The department must conduct a study of the program authorized in the act, with a report to the Legislature by December 1, 1998. If the results of the study demonstrate that retrospective rating plan employers and groups are not achieving better overall worker outcomes than comparable state fund employers, then the act terminates on July 1, 1999.
Amended Bill Compared to Substitute Bill: The short date for the program was moved back one year. A provision for a rotating list of doctors was added. Higher vocational rehabilitation expenditures were authorized. The provision that claims with time loss benefits beyond 30 days must be closed by the department was added. Also added were provisions related to good faith, penalties, and the employees receipt of 25 percent of any retro refunds.
Appropriation: None.
Fiscal Note: Available.
Effective Date: Ninety days after adjournment of session in which bill is passed.
Testimony For: The bill has built-in safeguards for employees. The retro program reduces workers' comp costs to employers by 20 percent. Additional costs associated with administrative delays by the department can be saved through the provisions of the bill which allow retro rated employers to manage claims. Employees would get faster service if retro-rated employers could manage claim.
Testimony Against: Retro employers want the same powers that self-insured employers have, but employees of self-insured companies don't pay medical aid premiums. Employees of retrospective rated employers paid $82.5 million in medical aid premiums last year. The bill needs more safeguards.

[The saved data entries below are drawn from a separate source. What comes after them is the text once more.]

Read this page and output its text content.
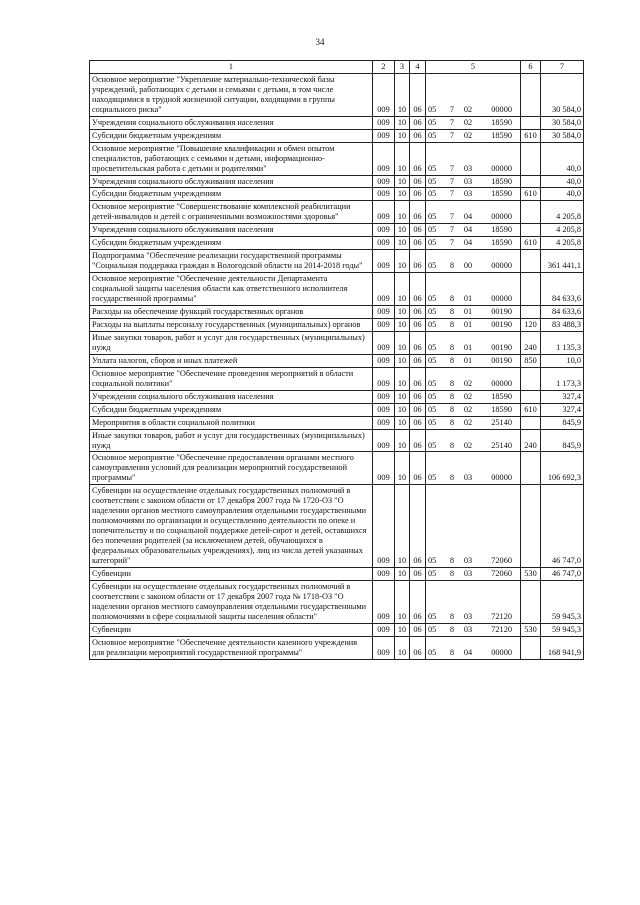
34
1	2	3	4	5	6	7
Основное мероприятие "Укрепление материально-технической базы учреждений, работающих с детьми и семьями с детьми, в том числе находящимися в трудной жизненной ситуации, входящими в группы социального риска"	009	10	06	05 7 02 00000		30 584,0
Учреждения социального обслуживания населения	009	10	06	05 7 02 18590		30 584,0
Субсидии бюджетным учреждениям	009	10	06	05 7 02 18590	610	30 584,0
Основное мероприятие "Повышение квалификации и обмен опытом специалистов, работающих с семьями и детьми, информационно-просветительская работа с детьми и родителями"	009	10	06	05 7 03 00000		40,0
Учреждения социального обслуживания населения	009	10	06	05 7 03 18590		40,0
Субсидии бюджетным учреждениям	009	10	06	05 7 03 18590	610	40,0
Основное мероприятие "Совершенствование комплексной реабилитации детей-инвалидов и детей с ограниченными возможностями здоровья"	009	10	06	05 7 04 00000		4 205,8
Учреждения социального обслуживания населения	009	10	06	05 7 04 18590		4 205,8
Субсидии бюджетным учреждениям	009	10	06	05 7 04 18590	610	4 205,8
Подпрограмма "Обеспечение реализации государственной программы "Социальная поддержка граждан в Вологодской области на 2014-2018 годы"	009	10	06	05 8 00 00000		361 441,1
Основное мероприятие "Обеспечение деятельности Департамента социальной защиты населения области как ответственного исполнителя государственной программы"	009	10	06	05 8 01 00000		84 633,6
Расходы на обеспечение функций государственных органов	009	10	06	05 8 01 00190		84 633,6
Расходы на выплаты персоналу государственных (муниципальных) органов	009	10	06	05 8 01 00190	120	83 488,3
Иные закупки товаров, работ и услуг для государственных (муниципальных) нужд	009	10	06	05 8 01 00190	240	1 135,3
Уплата налогов, сборов и иных платежей	009	10	06	05 8 01 00190	850	10,0
Основное мероприятие "Обеспечение проведения мероприятий в области социальной политики"	009	10	06	05 8 02 00000		1 173,3
Учреждения социального обслуживания населения	009	10	06	05 8 02 18590		327,4
Субсидии бюджетным учреждениям	009	10	06	05 8 02 18590	610	327,4
Мероприятия в области социальной политики	009	10	06	05 8 02 25140		845,9
Иные закупки товаров, работ и услуг для государственных (муниципальных) нужд	009	10	06	05 8 02 25140	240	845,9
Основное мероприятие "Обеспечение предоставления органами местного самоуправления условий для реализации мероприятий государственной программы"	009	10	06	05 8 03 00000		106 692,3
Субвенции на осуществление отдельных государственных полномочий в соответствии с законом области от 17 декабря 2007 года № 1720-ОЗ "О наделении органов местного самоуправления отдельными государственными полномочиями по организации и осуществлению деятельности по опеке и попечительству и по социальной поддержке детей-сирот и детей, оставшихся без попечения родителей (за исключением детей, обучающихся в федеральных образовательных учреждениях), лиц из числа детей указанных категорий"	009	10	06	05 8 03 72060		46 747,0
Субвенции	009	10	06	05 8 03 72060	530	46 747,0
Субвенции на осуществление отдельных государственных полномочий в соответствии с законом области от 17 декабря 2007 года № 1718-ОЗ "О наделении органов местного самоуправления отдельными государственными полномочиями в сфере социальной защиты населения области"	009	10	06	05 8 03 72120		59 945,3
Субвенции	009	10	06	05 8 03 72120	530	59 945,3
Основное мероприятие "Обеспечение деятельности казенного учреждения для реализации мероприятий государственной программы"	009	10	06	05 8 04 00000		168 941,9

The bill is not directed to reducing injuries but just managing claims. Claims management involves adversarial relations which the bill doesn't address.
Testified: PRO: Rep. Lisk, prime sponsor; Jan Gee, Assn. of WA Retro Employers; Vicki Mast, WR Gibbons; Anne Gabrielson, WA Assn. of Homes for the Aging; Larry Jergins, L.C. Jergins Painting Co.; Gary Writer, Farm Bureau; Clif Finch, AWB; Steve Leahy, Greater Seattle Chamber of Commerce; Dave Seago, C3HRM; David D'Hondt, Asher Construction; Scott Esqueda, Todd Scharff, United Grocers; Thomas Horey, Plaid Pantry; CON: Robby Stern, Jeff Johnson, WA State Labor Council; Alan Moore, WCIW; Dan Sexton, State Assn. of Plumbers and Pipefitters; Bill Hochberg, WA State Trial Lawyers Assn.